In U.S. Pat. No. 4,572,864, incorporated herein by reference, there are described certain techniques for increasing the thermal storage capacity of various solid materials. The techniques involved placement of certain polyhydric alcohols into or in contact with solid materials such as metals, carbon, plastic, cellulose material, fibrous material, concrete, porous rock, gypsum, siliceous materials, etc. The techniques described in such patent include melting the phase-change alcohols and then adding the solid materials thereto or dipping the solid material into the molten phase-change material, dissolving the phase-change alcohols and impregnating solid porous materials with the solution and then drying, and pouring molten phase-change material into cavities in solid materials.
The practice of working with vats of molten phase-change compounds or materials presents safety hazards and pollution problems. The molten phase-change materials have high vapor pressures and are flammable. Also, the escape of the vapors and their condensation in the air and onto any unheated surfaces can produce potential inhalation and dust explosion problems in the plant.
Of course, much time and energy is required to heat a vat of phase-change material above its melting point and hold it there for the duration of a work day. Another disadvantage of the use of a vat of molten phase-change material is that separate vats are required for each different composition of phase-change material to be used on various porous materials.

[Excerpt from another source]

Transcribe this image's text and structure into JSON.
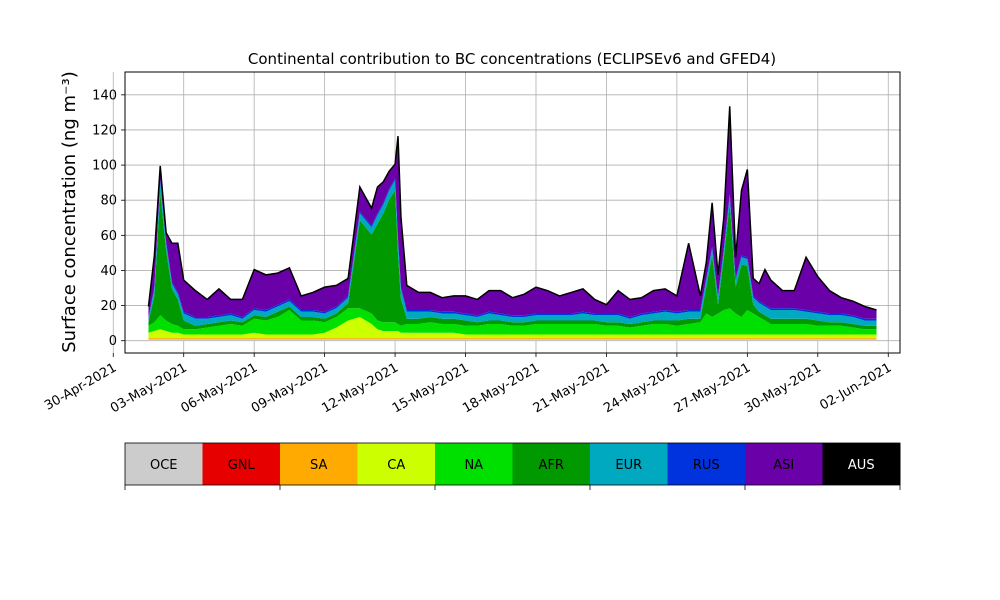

Although addition of particles or pellets of solid (unmelted) phase-change material into the mix of raw ingredients used to make construction materials has been tried, this technique is very restrictive. The phase-change material can easily interfere with the processing of the construction material. Polyalcohols, for example, are water soluble and interfere with the hydration (setting) of concrete or gypsum. Certain other phase-change materials are also water soluble and would be expected to interfere with the processing of these construction materials. Some construction materials, such as wood products, are not readily adapted to the incorporation of particles or pellets of an additive.

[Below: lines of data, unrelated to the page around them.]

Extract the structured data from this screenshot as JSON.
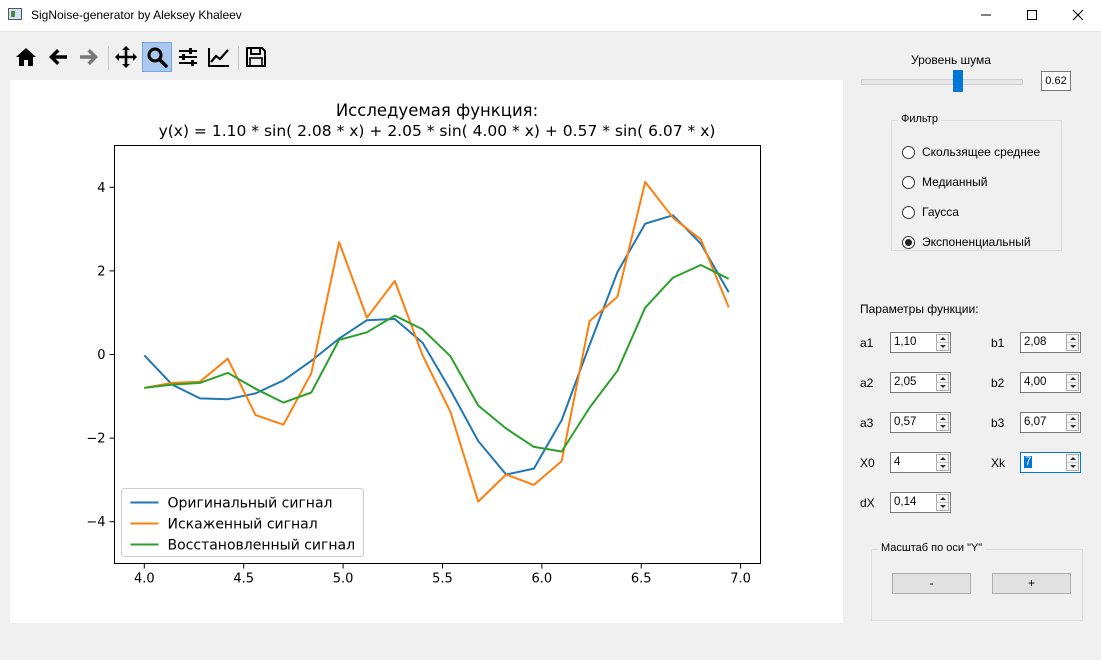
{
  "window": {
    "title": "SigNoise-generator by Aleksey Khaleev",
    "buttons": [
      "minimize",
      "maximize",
      "close"
    ]
  },
  "toolbar": {
    "items": [
      {
        "icon": "home-icon"
      },
      {
        "icon": "back-arrow-icon"
      },
      {
        "icon": "forward-arrow-icon"
      },
      {
        "icon": "pan-icon"
      },
      {
        "icon": "zoom-icon",
        "active": true
      },
      {
        "icon": "subplots-icon"
      },
      {
        "icon": "axes-edit-icon"
      },
      {
        "icon": "save-icon"
      }
    ]
  },
  "noise": {
    "label": "Уровень шума",
    "value": "0.62",
    "slider_fraction": 0.62
  },
  "filter": {
    "title": "Фильтр",
    "options": [
      {
        "label": "Скользящее среднее",
        "checked": false
      },
      {
        "label": "Медианный",
        "checked": false
      },
      {
        "label": "Гаусса",
        "checked": false
      },
      {
        "label": "Экспоненциальный",
        "checked": true
      }
    ]
  },
  "params": {
    "title": "Параметры функции:",
    "fields": [
      {
        "label": "a1",
        "value": "1,10"
      },
      {
        "label": "b1",
        "value": "2,08"
      },
      {
        "label": "a2",
        "value": "2,05"
      },
      {
        "label": "b2",
        "value": "4,00"
      },
      {
        "label": "a3",
        "value": "0,57"
      },
      {
        "label": "b3",
        "value": "6,07"
      },
      {
        "label": "X0",
        "value": "4"
      },
      {
        "label": "Xk",
        "value": "7",
        "focused": true
      },
      {
        "label": "dX",
        "value": "0,14"
      }
    ]
  },
  "y_scale": {
    "title": "Масштаб по оси \"Y\"",
    "minus_label": "-",
    "plus_label": "+"
  },
  "chart_data": {
    "type": "line",
    "title": "Исследуемая функция:",
    "subtitle": "y(x) =  1.10 * sin( 2.08 * x) +  2.05 * sin( 4.00 * x) +  0.57 * sin( 6.07 * x)",
    "xlabel": "",
    "ylabel": "",
    "xlim": [
      3.85,
      7.1
    ],
    "ylim": [
      -5,
      5
    ],
    "xticks": [
      "4.0",
      "4.5",
      "5.0",
      "5.5",
      "6.0",
      "6.5",
      "7.0"
    ],
    "xtick_values": [
      4.0,
      4.5,
      5.0,
      5.5,
      6.0,
      6.5,
      7.0
    ],
    "yticks": [
      "−4",
      "−2",
      "0",
      "2",
      "4"
    ],
    "ytick_values": [
      -4,
      -2,
      0,
      2,
      4
    ],
    "legend_position": "bottom-left",
    "x": [
      4.0,
      4.14,
      4.28,
      4.42,
      4.56,
      4.7,
      4.84,
      4.98,
      5.12,
      5.26,
      5.4,
      5.54,
      5.68,
      5.82,
      5.96,
      6.1,
      6.24,
      6.38,
      6.52,
      6.66,
      6.8,
      6.94
    ],
    "series": [
      {
        "name": "Оригинальный сигнал",
        "color": "#1f77b4",
        "values": [
          -0.02,
          -0.72,
          -1.05,
          -1.07,
          -0.93,
          -0.62,
          -0.15,
          0.38,
          0.82,
          0.85,
          0.28,
          -0.85,
          -2.07,
          -2.87,
          -2.73,
          -1.57,
          0.23,
          1.97,
          3.13,
          3.33,
          2.65,
          1.49
        ]
      },
      {
        "name": "Искаженный сигнал",
        "color": "#ff7f0e",
        "values": [
          -0.8,
          -0.68,
          -0.65,
          -0.1,
          -1.45,
          -1.68,
          -0.45,
          2.69,
          0.88,
          1.76,
          -0.02,
          -1.37,
          -3.52,
          -2.87,
          -3.12,
          -2.55,
          0.8,
          1.38,
          4.13,
          3.27,
          2.75,
          1.13
        ]
      },
      {
        "name": "Восстановленный сигнал",
        "color": "#2ca02c",
        "values": [
          -0.8,
          -0.72,
          -0.68,
          -0.44,
          -0.82,
          -1.15,
          -0.91,
          0.35,
          0.53,
          0.93,
          0.6,
          -0.04,
          -1.22,
          -1.77,
          -2.21,
          -2.32,
          -1.27,
          -0.39,
          1.12,
          1.84,
          2.14,
          1.81
        ]
      }
    ]
  }
}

The previous techniques require a dedicated production process. As a result, it is difficult or cumbersome to make changes to the process or to tailor the properties of the final impregnated material.
There has not heretofore been provided an efficient and safe technique for impregnating phase-change materials into porous materials (such as construction materials) having the advantages of the techniques of the present invention.